In brief, we simply cannot read into the contract what is not there. As defendant’s decision to deny plaintiffs’ request for continued benefits was not arbitrary or capricious, defendant Control Data Corporation’s motion for summary judgment on Count II of the Complaint is granted.4 The Clerk is directed to enter judgment dismissing the Complaint in its entirety.
SO ORDERED.
. Control Data Corporation is the only defendant remaining in the case, the other defendant having been dismissed in 1986.
. The sale of BTSI to ADP on June 30, 1985 involved recorded assets of $2.1 million, of which only $631 is attributable to SBC. In addition, of the 165 people employed by BTSI at the time of ADP’s acquisition, the 16 plaintiffs in the instant action are the only ones who had previously been employed by SBC. At the time of the sale, the vast majority of former SBC assets and employees were contained in two other CDC divisions: Control Data Business Centers ("CDBC") and Network Information Services ("NIS”). Those divisions had recorded assets of $15.6 million and $28.8 million respectively as of the date of the sale to ADP. (Aff. of Stephen T. Disher ¶ 8)

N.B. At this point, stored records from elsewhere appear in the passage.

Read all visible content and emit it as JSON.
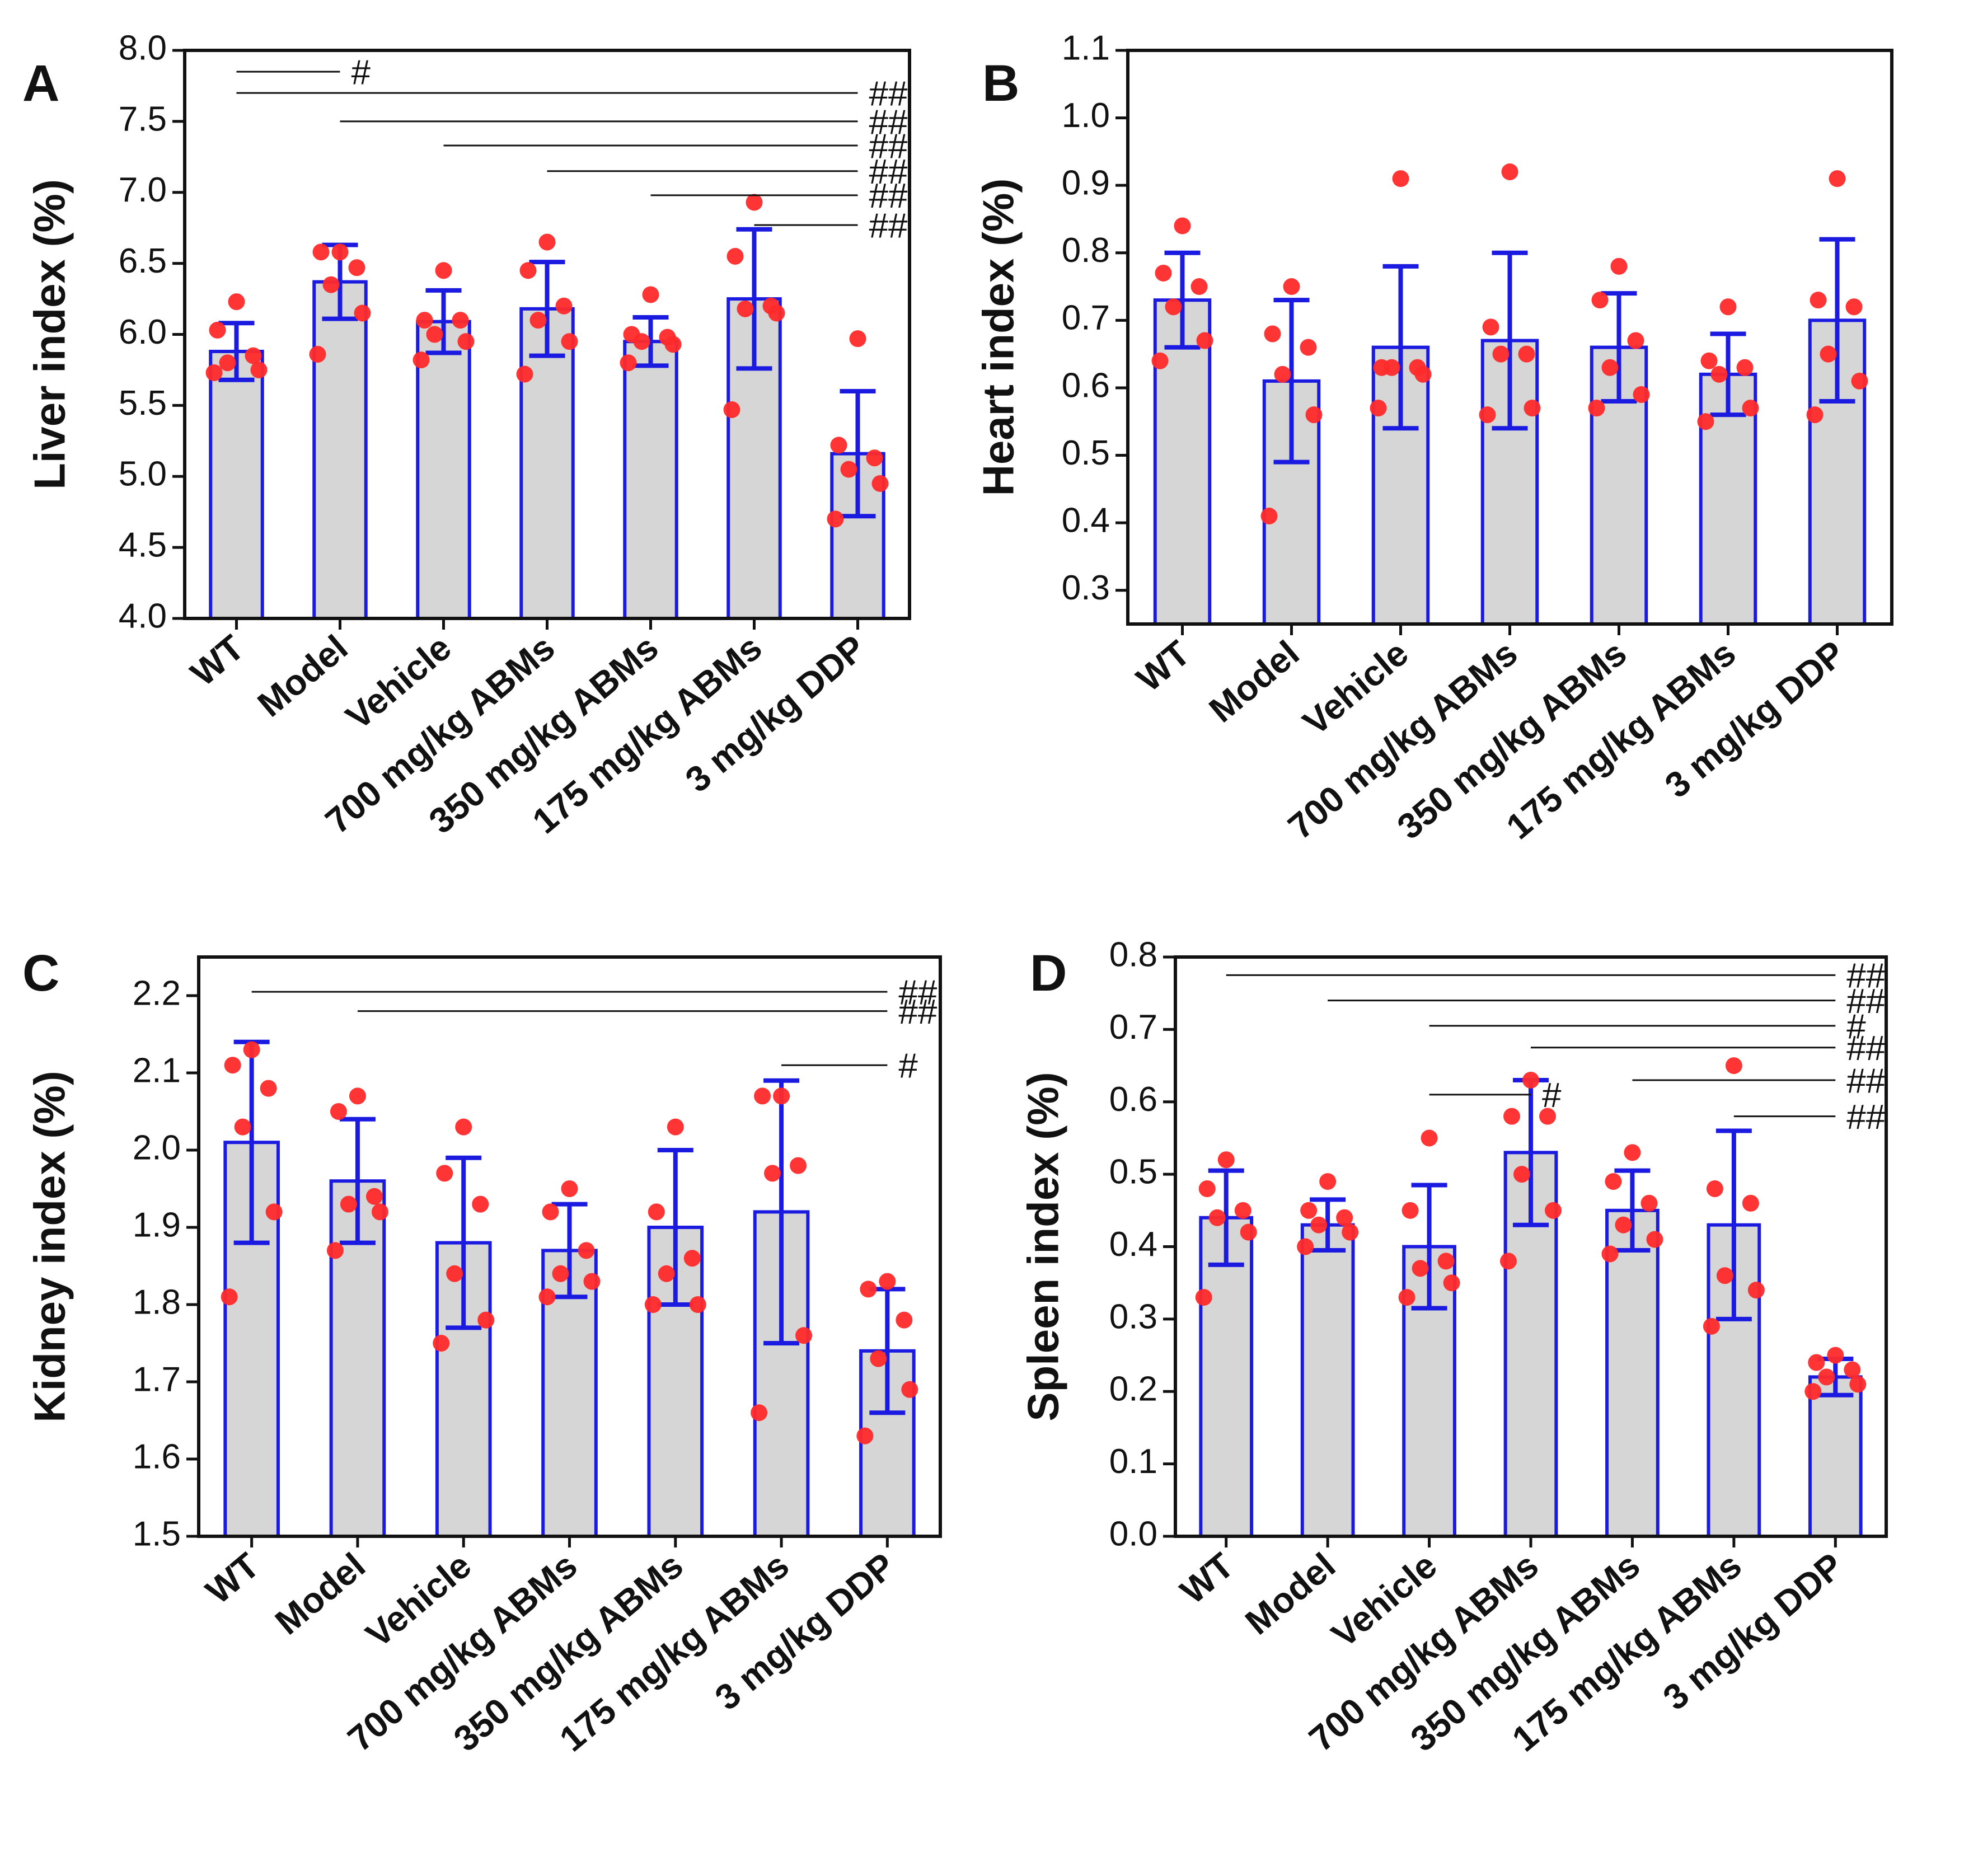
{
  "chart_data": [
    {
      "type": "bar",
      "panel": "A",
      "title": "",
      "xlabel": "",
      "ylabel": "Liver index (%)",
      "ylim": [
        4.0,
        8.0
      ],
      "yticks": [
        "4.0",
        "4.5",
        "5.0",
        "5.5",
        "6.0",
        "6.5",
        "7.0",
        "7.5",
        "8.0"
      ],
      "categories": [
        "WT",
        "Model",
        "Vehicle",
        "700 mg/kg ABMs",
        "350 mg/kg ABMs",
        "175 mg/kg ABMs",
        "3 mg/kg DDP"
      ],
      "values": [
        5.88,
        6.37,
        6.09,
        6.18,
        5.95,
        6.25,
        5.16
      ],
      "errors": [
        0.2,
        0.26,
        0.22,
        0.33,
        0.17,
        0.49,
        0.44
      ],
      "points": [
        [
          6.23,
          6.03,
          5.85,
          5.8,
          5.75,
          5.73
        ],
        [
          6.58,
          6.58,
          6.47,
          6.35,
          6.15,
          5.86
        ],
        [
          6.45,
          6.1,
          6.1,
          6.0,
          5.95,
          5.82
        ],
        [
          6.65,
          6.45,
          6.2,
          6.1,
          5.95,
          5.72
        ],
        [
          6.28,
          6.0,
          5.98,
          5.95,
          5.93,
          5.8
        ],
        [
          6.93,
          6.55,
          6.2,
          6.18,
          6.15,
          5.47
        ],
        [
          5.97,
          5.22,
          5.13,
          5.05,
          4.95,
          4.7
        ]
      ],
      "annotations": [
        {
          "text": "#",
          "from": 0,
          "to": 1,
          "y": 7.85
        },
        {
          "text": "##",
          "from": 0,
          "to": 6,
          "y": 7.7
        },
        {
          "text": "##",
          "from": 1,
          "to": 6,
          "y": 7.5
        },
        {
          "text": "##",
          "from": 2,
          "to": 6,
          "y": 7.33
        },
        {
          "text": "##",
          "from": 3,
          "to": 6,
          "y": 7.15
        },
        {
          "text": "##",
          "from": 4,
          "to": 6,
          "y": 6.98
        },
        {
          "text": "##",
          "from": 5,
          "to": 6,
          "y": 6.77
        }
      ]
    },
    {
      "type": "bar",
      "panel": "B",
      "title": "",
      "xlabel": "",
      "ylabel": "Heart index (%)",
      "ylim": [
        0.25,
        1.1
      ],
      "yticks": [
        "0.3",
        "0.4",
        "0.5",
        "0.6",
        "0.7",
        "0.8",
        "0.9",
        "1.0",
        "1.1"
      ],
      "categories": [
        "WT",
        "Model",
        "Vehicle",
        "700 mg/kg ABMs",
        "350 mg/kg ABMs",
        "175 mg/kg ABMs",
        "3 mg/kg DDP"
      ],
      "values": [
        0.73,
        0.61,
        0.66,
        0.67,
        0.66,
        0.62,
        0.7
      ],
      "errors": [
        0.07,
        0.12,
        0.12,
        0.13,
        0.08,
        0.06,
        0.12
      ],
      "points": [
        [
          0.84,
          0.77,
          0.75,
          0.72,
          0.67,
          0.64
        ],
        [
          0.75,
          0.68,
          0.66,
          0.62,
          0.56,
          0.41
        ],
        [
          0.91,
          0.63,
          0.63,
          0.63,
          0.62,
          0.57
        ],
        [
          0.92,
          0.69,
          0.65,
          0.65,
          0.57,
          0.56
        ],
        [
          0.78,
          0.73,
          0.67,
          0.63,
          0.59,
          0.57
        ],
        [
          0.72,
          0.64,
          0.63,
          0.62,
          0.57,
          0.55
        ],
        [
          0.91,
          0.73,
          0.72,
          0.65,
          0.61,
          0.56
        ]
      ],
      "annotations": []
    },
    {
      "type": "bar",
      "panel": "C",
      "title": "",
      "xlabel": "",
      "ylabel": "Kidney index (%)",
      "ylim": [
        1.5,
        2.25
      ],
      "yticks": [
        "1.5",
        "1.6",
        "1.7",
        "1.8",
        "1.9",
        "2.0",
        "2.1",
        "2.2"
      ],
      "categories": [
        "WT",
        "Model",
        "Vehicle",
        "700 mg/kg ABMs",
        "350 mg/kg ABMs",
        "175 mg/kg ABMs",
        "3 mg/kg DDP"
      ],
      "values": [
        2.01,
        1.96,
        1.88,
        1.87,
        1.9,
        1.92,
        1.74
      ],
      "errors": [
        0.13,
        0.08,
        0.11,
        0.06,
        0.1,
        0.17,
        0.08
      ],
      "points": [
        [
          2.13,
          2.11,
          2.08,
          2.03,
          1.92,
          1.81
        ],
        [
          2.07,
          2.05,
          1.94,
          1.93,
          1.92,
          1.87
        ],
        [
          2.03,
          1.97,
          1.93,
          1.84,
          1.78,
          1.75
        ],
        [
          1.95,
          1.92,
          1.87,
          1.84,
          1.83,
          1.81
        ],
        [
          2.03,
          1.92,
          1.86,
          1.84,
          1.8,
          1.8
        ],
        [
          2.07,
          2.07,
          1.98,
          1.97,
          1.76,
          1.66
        ],
        [
          1.83,
          1.82,
          1.78,
          1.73,
          1.69,
          1.63
        ]
      ],
      "annotations": [
        {
          "text": "##",
          "from": 0,
          "to": 6,
          "y": 2.205
        },
        {
          "text": "##",
          "from": 1,
          "to": 6,
          "y": 2.18
        },
        {
          "text": "#",
          "from": 5,
          "to": 6,
          "y": 2.11
        }
      ]
    },
    {
      "type": "bar",
      "panel": "D",
      "title": "",
      "xlabel": "",
      "ylabel": "Spleen index (%)",
      "ylim": [
        0.0,
        0.8
      ],
      "yticks": [
        "0.0",
        "0.1",
        "0.2",
        "0.3",
        "0.4",
        "0.5",
        "0.6",
        "0.7",
        "0.8"
      ],
      "categories": [
        "WT",
        "Model",
        "Vehicle",
        "700 mg/kg ABMs",
        "350 mg/kg ABMs",
        "175 mg/kg ABMs",
        "3 mg/kg DDP"
      ],
      "values": [
        0.44,
        0.43,
        0.4,
        0.53,
        0.45,
        0.43,
        0.22
      ],
      "errors": [
        0.065,
        0.035,
        0.085,
        0.1,
        0.055,
        0.13,
        0.025
      ],
      "points": [
        [
          0.52,
          0.48,
          0.45,
          0.44,
          0.42,
          0.33
        ],
        [
          0.49,
          0.45,
          0.44,
          0.43,
          0.42,
          0.4
        ],
        [
          0.55,
          0.45,
          0.38,
          0.37,
          0.35,
          0.33
        ],
        [
          0.63,
          0.58,
          0.58,
          0.5,
          0.45,
          0.38
        ],
        [
          0.53,
          0.49,
          0.46,
          0.43,
          0.41,
          0.39
        ],
        [
          0.65,
          0.48,
          0.46,
          0.36,
          0.34,
          0.29
        ],
        [
          0.25,
          0.24,
          0.23,
          0.22,
          0.21,
          0.2
        ]
      ],
      "annotations": [
        {
          "text": "##",
          "from": 0,
          "to": 6,
          "y": 0.775
        },
        {
          "text": "##",
          "from": 1,
          "to": 6,
          "y": 0.74
        },
        {
          "text": "#",
          "from": 2,
          "to": 6,
          "y": 0.705
        },
        {
          "text": "##",
          "from": 3,
          "to": 6,
          "y": 0.675
        },
        {
          "text": "##",
          "from": 4,
          "to": 6,
          "y": 0.63
        },
        {
          "text": "#",
          "from": 2,
          "to": 3,
          "y": 0.61
        },
        {
          "text": "##",
          "from": 5,
          "to": 6,
          "y": 0.58
        }
      ]
    }
  ]
}
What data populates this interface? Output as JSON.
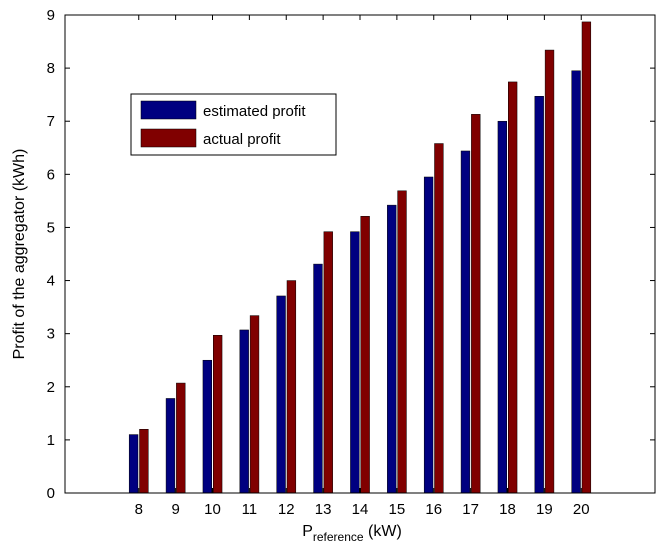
{
  "chart_data": {
    "type": "bar",
    "categories": [
      "8",
      "9",
      "10",
      "11",
      "12",
      "13",
      "14",
      "15",
      "16",
      "17",
      "18",
      "19",
      "20"
    ],
    "series": [
      {
        "name": "estimated profit",
        "color": "#000080",
        "values": [
          1.1,
          1.78,
          2.5,
          3.07,
          3.71,
          4.31,
          4.92,
          5.42,
          5.95,
          6.44,
          7.0,
          7.47,
          7.95
        ]
      },
      {
        "name": "actual profit",
        "color": "#800000",
        "values": [
          1.2,
          2.07,
          2.97,
          3.34,
          4.0,
          4.92,
          5.21,
          5.69,
          6.58,
          7.13,
          7.74,
          8.34,
          8.87
        ]
      }
    ],
    "xlabel_main": "P",
    "xlabel_sub": "reference",
    "xlabel_unit": " (kW)",
    "ylabel": "Profit of the aggregator (kWh)",
    "ylim": [
      0,
      9
    ],
    "yticks": [
      "0",
      "1",
      "2",
      "3",
      "4",
      "5",
      "6",
      "7",
      "8",
      "9"
    ],
    "xlim": [
      6,
      22
    ],
    "grid": false,
    "legend_position": "top-left"
  }
}
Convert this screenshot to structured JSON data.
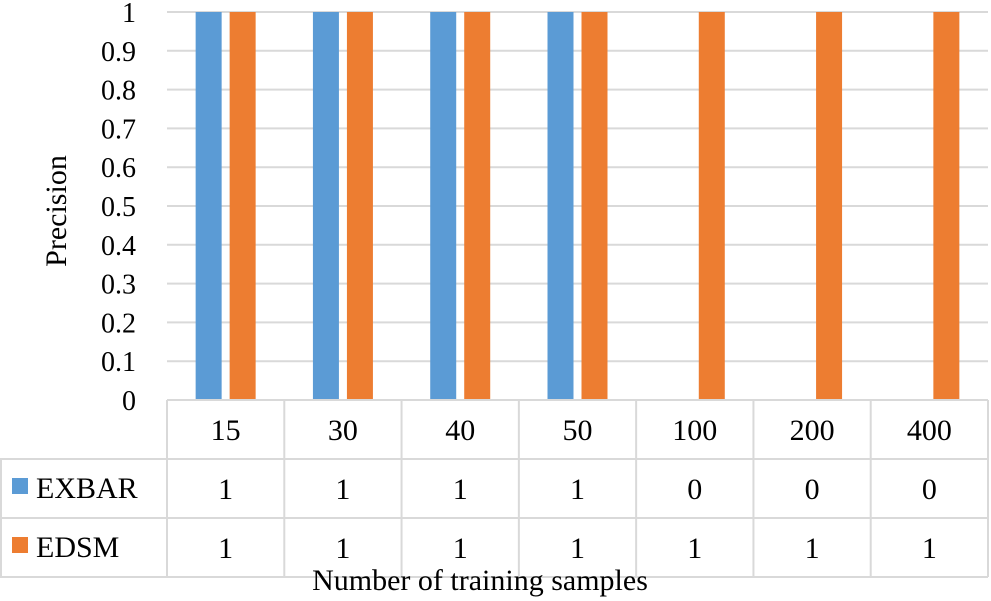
{
  "chart_data": {
    "type": "bar",
    "title": "",
    "categories": [
      "15",
      "30",
      "40",
      "50",
      "100",
      "200",
      "400"
    ],
    "series": [
      {
        "name": "EXBAR",
        "values": [
          1,
          1,
          1,
          1,
          0,
          0,
          0
        ],
        "color": "#5b9bd5"
      },
      {
        "name": "EDSM",
        "values": [
          1,
          1,
          1,
          1,
          1,
          1,
          1
        ],
        "color": "#ed7d31"
      }
    ],
    "xlabel": "Number of training samples",
    "ylabel": "Precision",
    "ylim": [
      0,
      1
    ],
    "yticks": [
      "0",
      "0.1",
      "0.2",
      "0.3",
      "0.4",
      "0.5",
      "0.6",
      "0.7",
      "0.8",
      "0.9",
      "1"
    ],
    "grid": true,
    "legend": "data-table-rows",
    "data_table": {
      "rows": [
        {
          "label": "EXBAR",
          "cells": [
            "1",
            "1",
            "1",
            "1",
            "0",
            "0",
            "0"
          ]
        },
        {
          "label": "EDSM",
          "cells": [
            "1",
            "1",
            "1",
            "1",
            "1",
            "1",
            "1"
          ]
        }
      ]
    }
  }
}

. Plaintiffs cite various authorities dealing with construction of contracts, all of which defendants maintain are irrelevant in an ERISA action. As the language of the Benefits Agreement is clear and unequivocal, we need not determine whether the standards governing interpretation of other contracts are applicable to an ERISA Plan.
. Plaintiffs' Complaint also asserted claims under 29 U.S.C. §§ 1104 and 1106. These claims were not addressed in the opinion of the Court of Appeals remanding the case to us. However, when defendant inquired about them at a status conference held February 25, 1988, plaintiffs’ counsel indicated that he would review them and decide whether to pursue them. Since plaintiffs addressed only the second count of the Complaint on the instant motion, and counsel has never communicated either to us or (as far as we know) to defendant’s counsel an intention to pursue the remaining counts, we deem them abandoned.